Is the United States Spying on Americans at the UN?

More Wikileaks intrigue…As I mentioned earlier, American intelligence gathering activities at the United Nations, for the most part, seem to be in service of making the UN a more effective institution.  Still, a good portion of Secretary Clinton’s cable to embassies about intelligence gathering at the United Nations includes collecting biographic information about UN officials.

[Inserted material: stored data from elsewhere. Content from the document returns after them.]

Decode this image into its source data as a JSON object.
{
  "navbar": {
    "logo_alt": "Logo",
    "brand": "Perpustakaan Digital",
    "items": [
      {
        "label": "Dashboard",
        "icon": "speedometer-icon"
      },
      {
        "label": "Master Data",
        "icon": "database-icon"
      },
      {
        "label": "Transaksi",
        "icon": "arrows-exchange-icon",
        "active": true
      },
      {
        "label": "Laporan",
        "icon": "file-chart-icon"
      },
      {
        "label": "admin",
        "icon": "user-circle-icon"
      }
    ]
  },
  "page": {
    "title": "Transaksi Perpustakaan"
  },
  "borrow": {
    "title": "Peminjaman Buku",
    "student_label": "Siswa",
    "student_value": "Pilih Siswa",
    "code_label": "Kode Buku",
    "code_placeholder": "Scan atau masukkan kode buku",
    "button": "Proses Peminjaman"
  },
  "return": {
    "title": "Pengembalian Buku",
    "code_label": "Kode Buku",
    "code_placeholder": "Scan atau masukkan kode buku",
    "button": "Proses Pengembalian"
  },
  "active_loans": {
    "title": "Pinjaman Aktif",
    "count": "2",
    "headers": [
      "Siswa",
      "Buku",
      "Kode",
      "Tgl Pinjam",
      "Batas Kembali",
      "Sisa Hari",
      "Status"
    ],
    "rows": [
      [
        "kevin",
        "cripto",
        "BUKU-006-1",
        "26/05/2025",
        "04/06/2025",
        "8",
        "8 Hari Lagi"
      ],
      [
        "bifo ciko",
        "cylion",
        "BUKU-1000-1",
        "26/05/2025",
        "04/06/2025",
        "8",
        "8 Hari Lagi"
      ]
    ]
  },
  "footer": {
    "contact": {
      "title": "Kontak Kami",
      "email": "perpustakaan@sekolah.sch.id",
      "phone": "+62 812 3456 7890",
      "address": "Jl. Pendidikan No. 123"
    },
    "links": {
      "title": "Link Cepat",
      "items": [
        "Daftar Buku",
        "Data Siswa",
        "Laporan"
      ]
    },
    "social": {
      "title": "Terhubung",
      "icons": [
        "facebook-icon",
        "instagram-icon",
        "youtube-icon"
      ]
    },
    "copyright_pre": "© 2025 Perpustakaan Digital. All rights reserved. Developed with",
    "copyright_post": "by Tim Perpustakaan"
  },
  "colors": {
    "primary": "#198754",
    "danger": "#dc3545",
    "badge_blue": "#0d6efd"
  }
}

This includes:

Office and organizational titles; names, position titles and other information on business cards; numbers of telephones, cell phones, pagers and faxes; compendia of contact information, such as telephone directories (in compact disc or electronic format if available) and e-mail listings; internet and intranet “handles”, internet e-mail addresses, web site identification-URLs; credit card account numbers; frequent flyer account numbers; work schedules, and other relevant biographical information.

Specifically, the cable directs embassies to collect information on:

Personalities, biographic and biometric information, roles, effectiveness, management styles, and influence of key UN officials, to include under secretaries, heads of specialized agencies and their chief advisers, top SYG aides, heads of peace operations and political field missions, including force commanders.

Presumably, this would include many Americans in top positions in the UN system. That, in turn, would include Anthony Lake, head of UNICEF and a former National Security Advisor to president Clinton; Lynn Pascoe, a career foreign service officer and former United States Ambassador to Indonesia who is head of the UN Department of Political Affairs; Josette Shereen, a former under secretary of state who now heads the World Food Program; Robert Orr, a former National Security Council staffer who is an assistant secretary general at the UN; Roger Meece, a former career US foreign service officer who serves as the top UN official in the DRC;  Lisa M. Buttenheim, who is the head of the UN mission in Cyprus;  Matthew Nimetz, a special envoy for the Greece-Macedonia name dispute; and Personal Envoy of the Secretary-General for Western Sahara Christopher Ross, among others.

Frankly, collecting the credit card information of the former national security advisor to the United States seems to be somewhat bizarre enterprise for U.S. diplomats, no?